Some patients with untreated celiac sprue develop aggravation of their symptoms after ingestion of milk or milk products. The probable cause of milk intolerance is lactase deficiency secondary to the reduced number of and damage to the intestinal absorptive cells that produce lactase. Milk and milk products develop milk tolerance as intestinal structure and function appears normal after gluten withdrawal.
If the disease has been severe, patients may need supplements in addition to the gluten-free diet. Anemic patients may need to receive iron, folate and/or vitamin B-12, depending upon the type and nature of the anemia. Vitamin K may be given there is purpura, bleeding or prolonged prothrombin time. Electrolyte and fluid replacement may be needed with patients with symptoms of dehydration from severe diarrhea. Calcium and vitamin D administration under physician monitoring may be necessary to correct osteomalacia. A multiple vitamin-mineral supplement should be taken regularly by nontropical sprue patients who continue to have malabsorption.

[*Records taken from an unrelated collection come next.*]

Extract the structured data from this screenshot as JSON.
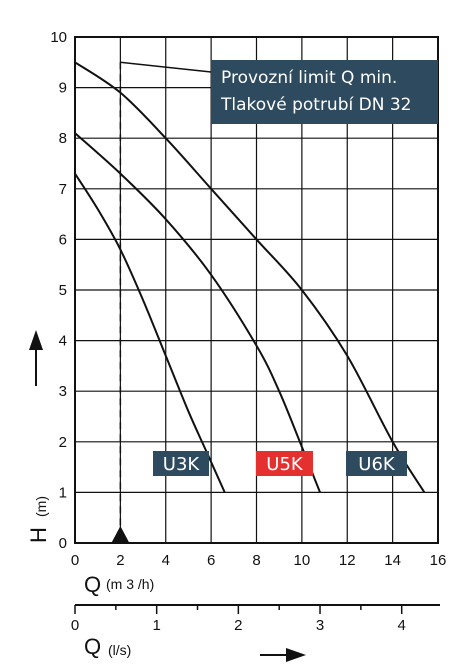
{
  "chart_data": {
    "type": "line",
    "xlabel_main": "Q",
    "xlabel_unit": "(m 3 /h)",
    "x2label_main": "Q",
    "x2label_unit": "(l/s)",
    "ylabel_main": "H",
    "ylabel_unit": "(m)",
    "xlim": [
      0,
      16
    ],
    "ylim": [
      0,
      10
    ],
    "x_ticks": [
      "0",
      "2",
      "4",
      "6",
      "8",
      "10",
      "12",
      "14",
      "16"
    ],
    "y_ticks": [
      "0",
      "1",
      "2",
      "3",
      "4",
      "5",
      "6",
      "7",
      "8",
      "9",
      "10"
    ],
    "x2_ticks": [
      "0",
      "1",
      "2",
      "3",
      "4"
    ],
    "grid": true,
    "min_flow_limit_q": 2,
    "annotation": {
      "line1": "Provozní  limit Q min.",
      "line2": "Tlakové potrubí DN 32"
    },
    "series": [
      {
        "name": "U3K",
        "color": "#2e4a5f",
        "x": [
          0,
          1,
          2,
          3,
          4,
          5,
          5.8,
          6.6
        ],
        "y": [
          7.3,
          6.6,
          5.8,
          4.8,
          3.7,
          2.6,
          1.8,
          1.0
        ]
      },
      {
        "name": "U5K",
        "color": "#e53030",
        "x": [
          0,
          2,
          4,
          6,
          8,
          9,
          10,
          10.8
        ],
        "y": [
          8.1,
          7.3,
          6.4,
          5.3,
          3.9,
          3.0,
          1.9,
          1.0
        ]
      },
      {
        "name": "U6K",
        "color": "#2e4a5f",
        "x": [
          0,
          2,
          4,
          6,
          8,
          10,
          12,
          14,
          15.4
        ],
        "y": [
          9.5,
          8.9,
          8.0,
          7.0,
          6.0,
          5.0,
          3.7,
          2.0,
          1.0
        ]
      }
    ]
  }
}
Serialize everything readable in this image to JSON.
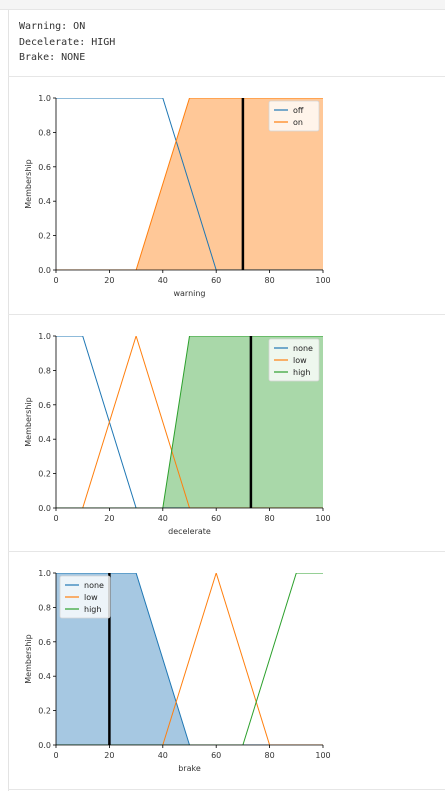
{
  "status_lines": [
    "Warning: ON",
    "Decelerate: HIGH",
    "Brake: NONE"
  ],
  "colors": {
    "blue": "#1f77b4",
    "orange": "#ff7f0e",
    "green": "#2ca02c",
    "marker": "#000000"
  },
  "chart_data": [
    {
      "type": "line",
      "xlabel": "warning",
      "ylabel": "Membership",
      "xlim": [
        0,
        100
      ],
      "ylim": [
        0,
        1
      ],
      "xticks": [
        "0",
        "20",
        "40",
        "60",
        "80",
        "100"
      ],
      "yticks": [
        "0.0",
        "0.2",
        "0.4",
        "0.6",
        "0.8",
        "1.0"
      ],
      "legend": "top-right",
      "series": [
        {
          "name": "off",
          "color": "#1f77b4",
          "points": [
            [
              0,
              1
            ],
            [
              40,
              1
            ],
            [
              60,
              0
            ],
            [
              100,
              0
            ]
          ]
        },
        {
          "name": "on",
          "color": "#ff7f0e",
          "points": [
            [
              0,
              0
            ],
            [
              30,
              0
            ],
            [
              50,
              1
            ],
            [
              100,
              1
            ]
          ]
        }
      ],
      "filled_series": "on",
      "fill_color": "#ffc898",
      "marker_x": 70
    },
    {
      "type": "line",
      "xlabel": "decelerate",
      "ylabel": "Membership",
      "xlim": [
        0,
        100
      ],
      "ylim": [
        0,
        1
      ],
      "xticks": [
        "0",
        "20",
        "40",
        "60",
        "80",
        "100"
      ],
      "yticks": [
        "0.0",
        "0.2",
        "0.4",
        "0.6",
        "0.8",
        "1.0"
      ],
      "legend": "top-right",
      "series": [
        {
          "name": "none",
          "color": "#1f77b4",
          "points": [
            [
              0,
              1
            ],
            [
              10,
              1
            ],
            [
              30,
              0
            ],
            [
              100,
              0
            ]
          ]
        },
        {
          "name": "low",
          "color": "#ff7f0e",
          "points": [
            [
              0,
              0
            ],
            [
              10,
              0
            ],
            [
              30,
              1
            ],
            [
              50,
              0
            ],
            [
              100,
              0
            ]
          ]
        },
        {
          "name": "high",
          "color": "#2ca02c",
          "points": [
            [
              0,
              0
            ],
            [
              40,
              0
            ],
            [
              50,
              1
            ],
            [
              100,
              1
            ]
          ]
        }
      ],
      "filled_series": "high",
      "fill_color": "#a9d8a9",
      "marker_x": 73
    },
    {
      "type": "line",
      "xlabel": "brake",
      "ylabel": "Membership",
      "xlim": [
        0,
        100
      ],
      "ylim": [
        0,
        1
      ],
      "xticks": [
        "0",
        "20",
        "40",
        "60",
        "80",
        "100"
      ],
      "yticks": [
        "0.0",
        "0.2",
        "0.4",
        "0.6",
        "0.8",
        "1.0"
      ],
      "legend": "top-left",
      "series": [
        {
          "name": "none",
          "color": "#1f77b4",
          "points": [
            [
              0,
              1
            ],
            [
              30,
              1
            ],
            [
              50,
              0
            ],
            [
              100,
              0
            ]
          ]
        },
        {
          "name": "low",
          "color": "#ff7f0e",
          "points": [
            [
              0,
              0
            ],
            [
              40,
              0
            ],
            [
              60,
              1
            ],
            [
              80,
              0
            ],
            [
              100,
              0
            ]
          ]
        },
        {
          "name": "high",
          "color": "#2ca02c",
          "points": [
            [
              0,
              0
            ],
            [
              70,
              0
            ],
            [
              90,
              1
            ],
            [
              100,
              1
            ]
          ]
        }
      ],
      "filled_series": "none",
      "fill_color": "#a6c8e2",
      "marker_x": 20
    }
  ]
}
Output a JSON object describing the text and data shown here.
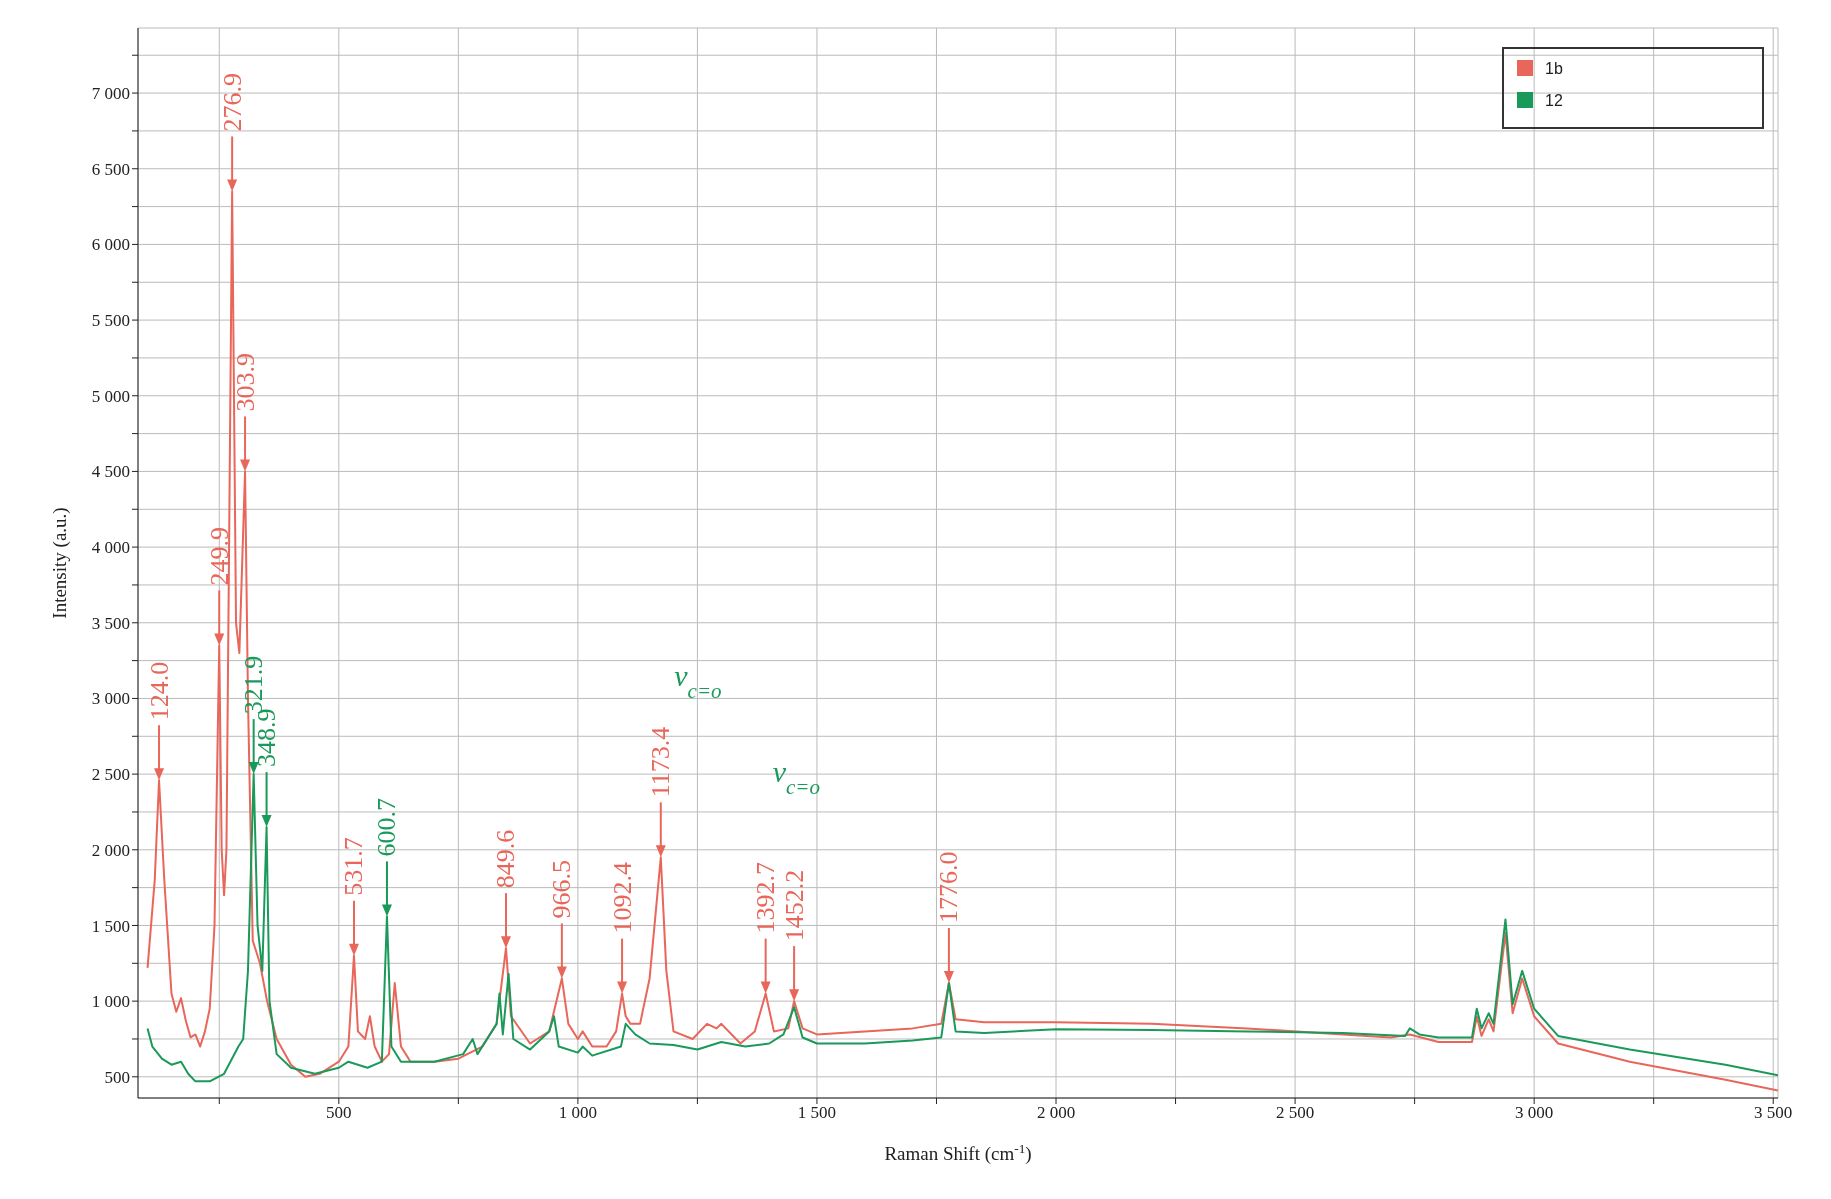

Celiac sprue patients who are self-directed regarding the use of vitamins and food supplements are often ill-advised and misdirected; the complexity of the malabsorption problem represented in sprue is best handled with the monitoring of a physician who has access to the clinical evaluation, history and dietary needs of the patient involved.
Prognosis. In children a gluten-free diet almost always results in a return to normal absorption; however, this is not always so in adults. Even though they gain relief with a gluten-free diet, some adults still continue to have intestinal abnormalities as revealed by biopsy. Likewise, persons with celiac sprue who eat gluten but do not have clinical symptoms still show damage to intestinal villi. One does not outgrow nontropical sprue (celiac disease). There is still destruction of villi upon gluten ingestion, even thought clinical symptoms may abate for months or years or into later life.
Several research reports and individual case histories suggest an increased incidence of malignant disease in adults with celiac sprue than in the general population. Gastrointestinal carcinomas and lymphomas seem to be the most common types of cancers reported. The true increase in the incidence is not known at this time. It is believed that strict adherence to the clinical gluten-free diet reduces the incidence of intestinal lymphoma and other malignancies in celiac sprue patients, however, additional case studies and research follow-up are needed to further define the diet/cancer relationship.